Allah’ın emrini yerine getirme ve O’nun hoşnutluğunu kazanma gayesiyle kılınan namaz, usûl ve erkânına riayet edilmediği takdirde neticesiz ve boş bir fiile dönüşür. Üstelik sahibinin üzerinde borç olarak kalır. Nitekim bir hadis-i şerifte bu hususa şöyle işaret edilmektedir:
“Huşû içinde kılınmayan, rükû ve secdeleri tam olarak yerine getirilmeyen namaz (ahirette) simsiyah zifiri bir karanlık halinde ortaya çıkacak ve sahibine ‘Senin beni zayi ettiğin gibi Allah da seni zayi etsin!’ diyecektir. Allah'ın dilediği zaman gelince böyle kılınan namazlar, eskimiş elbise (paçavra) gibi dürülüp sahibinin suratına çarpılacaktır.” (Taberanî, el-Mu’cemu’l-evsat, VII, 183). Acele ve hızlı bir şekilde kılınan namaz, ancak Şeytanı sevindirir. “Teennî (temkin ve sükûnetle hareket etmek) Rahman’dan; acele ise Şeytandandır.” (Tirmizî, Birr 66) hadisi, bu gerçeği ifade eder. Zira Şeytan, secde etmekten imtina ettiği gibi, insanların da secdeden ve namazdan uzak kalmalarını ister. Hatta bütün gücüyle namazlı-niyazlı insanlarla uğraşarak ibadetten alıkoymaya çalışır. Şayet buna gücü yetmezse bu defa namazdaki huşû, huzur, usûl ve erkânı ihlal etmeye çalışır. Efendimiz (s.a.s.) bir hadislerinde bu hususu şöyle haber verir:
“Şeytan, ezan ve kamet okunurken bunları duymayacağı uzak yere doğru yellenerek kaçar. Sonra geri döner ve namaz kılan kişi ile kalbi arasına girer. Ona ‘Şunu hatırla, bunu düşün’ diye aklında daha önce hiç olmayan şeylerle vesvese verir. Öyle ki buna kapılan kişi, kaç rekât kıldığını (ve ne okuduğunu) bilemeyecek hale gelir.” (Buharî, Sehv 6; Müslim, Salât 19) Alelacele kılınan namazda rükünler noksan olmaktadır. Hatta bundan daha vahimi, namazdan çalma, yani namaz hırsızlığı vuku bulmaktadır. Zira Resûlullah (s.a.s.)
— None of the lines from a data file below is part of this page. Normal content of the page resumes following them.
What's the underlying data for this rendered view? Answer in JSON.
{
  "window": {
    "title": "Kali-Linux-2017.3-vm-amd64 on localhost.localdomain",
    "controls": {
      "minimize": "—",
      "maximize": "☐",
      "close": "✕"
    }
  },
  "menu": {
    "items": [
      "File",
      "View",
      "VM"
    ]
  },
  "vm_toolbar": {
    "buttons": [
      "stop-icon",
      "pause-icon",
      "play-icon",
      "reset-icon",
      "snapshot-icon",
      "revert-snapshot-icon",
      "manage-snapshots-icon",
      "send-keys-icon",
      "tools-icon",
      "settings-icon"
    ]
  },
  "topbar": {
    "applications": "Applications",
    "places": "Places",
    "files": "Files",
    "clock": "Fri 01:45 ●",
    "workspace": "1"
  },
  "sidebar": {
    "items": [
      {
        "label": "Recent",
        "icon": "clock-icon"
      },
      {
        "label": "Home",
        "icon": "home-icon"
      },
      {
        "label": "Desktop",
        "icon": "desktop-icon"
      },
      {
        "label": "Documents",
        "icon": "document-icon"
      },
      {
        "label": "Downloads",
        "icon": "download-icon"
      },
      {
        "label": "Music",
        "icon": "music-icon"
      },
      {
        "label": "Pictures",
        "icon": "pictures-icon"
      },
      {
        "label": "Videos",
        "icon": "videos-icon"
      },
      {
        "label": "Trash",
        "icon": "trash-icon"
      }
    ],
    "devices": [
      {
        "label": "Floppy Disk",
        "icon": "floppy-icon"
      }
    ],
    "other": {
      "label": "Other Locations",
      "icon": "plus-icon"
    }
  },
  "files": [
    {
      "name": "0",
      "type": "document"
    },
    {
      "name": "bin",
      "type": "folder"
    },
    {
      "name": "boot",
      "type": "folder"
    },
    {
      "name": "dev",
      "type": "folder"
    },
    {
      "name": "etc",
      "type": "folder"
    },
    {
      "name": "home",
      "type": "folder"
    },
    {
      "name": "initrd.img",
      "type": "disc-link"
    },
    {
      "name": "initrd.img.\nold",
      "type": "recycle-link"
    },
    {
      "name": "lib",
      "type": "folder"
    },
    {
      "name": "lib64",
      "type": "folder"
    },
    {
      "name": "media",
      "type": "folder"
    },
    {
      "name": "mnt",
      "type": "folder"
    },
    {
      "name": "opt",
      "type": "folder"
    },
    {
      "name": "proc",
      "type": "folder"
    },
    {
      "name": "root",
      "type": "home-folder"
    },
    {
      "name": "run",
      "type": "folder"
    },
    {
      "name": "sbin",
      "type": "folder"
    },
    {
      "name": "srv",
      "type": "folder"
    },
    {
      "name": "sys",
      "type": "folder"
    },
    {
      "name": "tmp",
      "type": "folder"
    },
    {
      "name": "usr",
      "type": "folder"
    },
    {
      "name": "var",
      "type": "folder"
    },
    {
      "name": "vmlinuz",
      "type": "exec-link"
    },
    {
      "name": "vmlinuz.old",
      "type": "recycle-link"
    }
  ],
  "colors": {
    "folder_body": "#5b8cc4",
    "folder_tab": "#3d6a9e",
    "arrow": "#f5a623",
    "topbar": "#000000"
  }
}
“Hırsızlığın en kötüsü, namazını çalmaktır.” buyurmuş; sahabiler
“Ey Allah’ın Resulü, kişi namazını nasıl çalar?” diye sorduklarında ise
“Rükûsunu ve secdelerini tamamlamaz.” cevabını vermiştir (Muvatta’, Kasru’s-salât 72). Bir başka hadislerinde şöyle buyurur:
“Kişi vardır, namazını kılar bitirir de kendisine namazın sevabının ancak onda biri yazılır. Kişi vardır, dokuzda biri, sekizde biri, yedide biri, altıda biri, beşte biri, dörtte biri, üçte biri yahut yarısı yazılır.” (Ebû Dâvud, Salât 124) Esasen tadîl-i erkâna riayet edilerek kılınan namaz ile riayet edilmeden kılınan namaz arasında -çok fazla değil- sadece birkaç dakikalık zaman farkı vardır. O halde yapılan ibadetin makbul olması için her bir namaza birkaç dakika daha fazla zaman ayrılmalıdır. Rükünlerin hakkı verilerek itidâl ve sükûnet üzere ifa edilmelidir.
Namazı İtina ile Kılmak
Namazdaki kıyam ve kıraat mümkün mertebe daha uzun olmalıdır. Vakit ve imkân varsa kıraati uzatarak daha fazla Kur’ân ayetleri okunmalıdır. Uzun sûreleri bilmediği için kıyamı ve kıraati kısa tutmak zorunda kaldığından yakınan kimseler, her bir rekâtta bildiği kısa sûrelerden birkaçını birden okuyabilirler. Zira namazda ne kadar çok Kur’ân okunursa sevabı ve fazileti o nisbette çok olur. Nitekim Peygamber Efendimiz (s.a.s.)’e ‘Hangi namaz daha faziletlidir?’ diye sorulduğunda “Kıyamı uzun olan namazdır.” buyurmuştur (Müsned, III/312).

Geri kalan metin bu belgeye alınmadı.